IN HIS RESIGNATION speech to the Commons in December 1915, Churchill stated: “In this war the tendencies are far more important than the episodes. Without winning any sensational victories we may win this war. We may win it even during a continuance of extremely disappointing and vexatious events.”30 In this judgement he showed considerable foresight, even if his later memoir was infused with hindsight. The Somme, disappointing and vexatious though it may have been, unsensational in its immediate results, reinforced the tendency towards allied dominance of Germany. Recognition of that truth prompts many questions. Why was it fought? How was it fought? What did it achieve? What were its consequences? How is it remembered? Was it, as contemporaries suggested, the turning point of the war? Was it, moreover, a turning point in history?

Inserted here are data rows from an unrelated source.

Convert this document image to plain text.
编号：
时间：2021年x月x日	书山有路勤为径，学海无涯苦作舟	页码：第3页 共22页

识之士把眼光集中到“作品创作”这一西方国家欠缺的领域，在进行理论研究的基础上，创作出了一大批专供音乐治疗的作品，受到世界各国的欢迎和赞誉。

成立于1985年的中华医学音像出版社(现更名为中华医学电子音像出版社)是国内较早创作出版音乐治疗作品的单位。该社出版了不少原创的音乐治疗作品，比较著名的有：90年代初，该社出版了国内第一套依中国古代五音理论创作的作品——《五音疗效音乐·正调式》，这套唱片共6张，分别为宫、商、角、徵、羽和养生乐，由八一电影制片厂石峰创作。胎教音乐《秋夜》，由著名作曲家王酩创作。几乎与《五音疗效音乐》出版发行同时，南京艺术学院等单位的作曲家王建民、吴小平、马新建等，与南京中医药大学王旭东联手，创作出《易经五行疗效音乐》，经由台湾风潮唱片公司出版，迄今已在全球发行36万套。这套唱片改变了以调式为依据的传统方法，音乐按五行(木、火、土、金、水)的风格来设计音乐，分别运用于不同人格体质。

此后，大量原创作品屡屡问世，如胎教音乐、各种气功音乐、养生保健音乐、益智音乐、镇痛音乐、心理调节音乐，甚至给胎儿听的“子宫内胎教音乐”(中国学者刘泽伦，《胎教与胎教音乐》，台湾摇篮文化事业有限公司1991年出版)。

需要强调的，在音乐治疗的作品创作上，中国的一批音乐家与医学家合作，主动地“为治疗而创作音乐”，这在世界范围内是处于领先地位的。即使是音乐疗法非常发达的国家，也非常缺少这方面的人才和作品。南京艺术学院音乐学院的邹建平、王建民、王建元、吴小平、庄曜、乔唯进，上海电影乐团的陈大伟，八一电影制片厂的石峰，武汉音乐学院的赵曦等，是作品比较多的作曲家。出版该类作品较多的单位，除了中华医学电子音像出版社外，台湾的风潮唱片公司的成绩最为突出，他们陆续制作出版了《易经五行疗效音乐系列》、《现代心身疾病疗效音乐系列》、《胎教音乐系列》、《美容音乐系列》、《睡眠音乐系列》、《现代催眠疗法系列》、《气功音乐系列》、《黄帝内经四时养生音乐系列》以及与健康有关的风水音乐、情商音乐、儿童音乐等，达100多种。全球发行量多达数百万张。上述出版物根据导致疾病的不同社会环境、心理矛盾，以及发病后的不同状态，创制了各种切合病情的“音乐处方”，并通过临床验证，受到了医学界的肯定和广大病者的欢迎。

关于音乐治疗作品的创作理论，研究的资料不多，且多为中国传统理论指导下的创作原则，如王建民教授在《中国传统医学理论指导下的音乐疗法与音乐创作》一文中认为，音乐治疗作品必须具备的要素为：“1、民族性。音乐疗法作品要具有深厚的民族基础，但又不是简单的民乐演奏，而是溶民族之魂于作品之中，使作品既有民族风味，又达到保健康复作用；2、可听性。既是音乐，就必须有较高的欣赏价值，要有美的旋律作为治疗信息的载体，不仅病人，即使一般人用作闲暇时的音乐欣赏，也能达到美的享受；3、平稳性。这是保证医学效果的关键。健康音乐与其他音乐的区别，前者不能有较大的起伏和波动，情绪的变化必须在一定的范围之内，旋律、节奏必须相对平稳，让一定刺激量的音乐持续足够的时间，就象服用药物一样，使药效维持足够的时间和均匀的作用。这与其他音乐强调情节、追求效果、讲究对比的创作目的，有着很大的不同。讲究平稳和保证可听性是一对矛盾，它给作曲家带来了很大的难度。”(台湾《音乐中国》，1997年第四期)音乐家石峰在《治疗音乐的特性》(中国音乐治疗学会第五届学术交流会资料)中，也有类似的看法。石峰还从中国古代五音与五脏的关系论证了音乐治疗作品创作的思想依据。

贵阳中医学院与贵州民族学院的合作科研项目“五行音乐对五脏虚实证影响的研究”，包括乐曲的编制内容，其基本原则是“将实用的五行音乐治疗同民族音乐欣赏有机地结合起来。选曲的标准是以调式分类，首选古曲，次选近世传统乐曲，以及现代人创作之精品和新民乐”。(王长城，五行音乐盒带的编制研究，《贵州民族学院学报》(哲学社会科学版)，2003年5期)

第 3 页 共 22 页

The history of the First World War is overabundant with studies of what went wrong, what the consequences were for those trapped in the maelstrom, and how things should have been done better, a genre which Churchill’s The World Crisis helped to start. Objective analysis of the reality of the war—the problems which it threw up for nations and their armies and the solutions that were found—is a more recent trend, with the old myths and clichés continually recycled alongside. Certainly the Battle of the Somme has much history. In particular, the nature of the Somme experience has been explained better than the battle’s significance. If the pen has not proven mightier than the sword, it has nevertheless shaped a far longer struggle over our memory of the Somme, a struggle which still continues
. From the propaganda-tinged reports produced by both sides even as the combat raged, through the diaries and memoirs published by its veterans, to the sensational or scholarly accounts of later generations, the Somme has never ceased to fascinate. Three Armies on the Somme inevitably offers much that is familiar, but also much that is new. As a military history its reinterpretation of the twentieth century’s first truly modern battle adds breadth, depth and clarity to earlier narrowly focused histories. Yet it presents much more than a narrative of how the battle was fought. Over ninety years on there is also a need to consider why the Battle of the Somme was fought, and the profound impact that it had on those who fought it; to consider French and German experience alongside British; to observe the wider world as it watched this earth-shaking battle unfold; and to consider how these experiences shaped the memory and history of those who came after.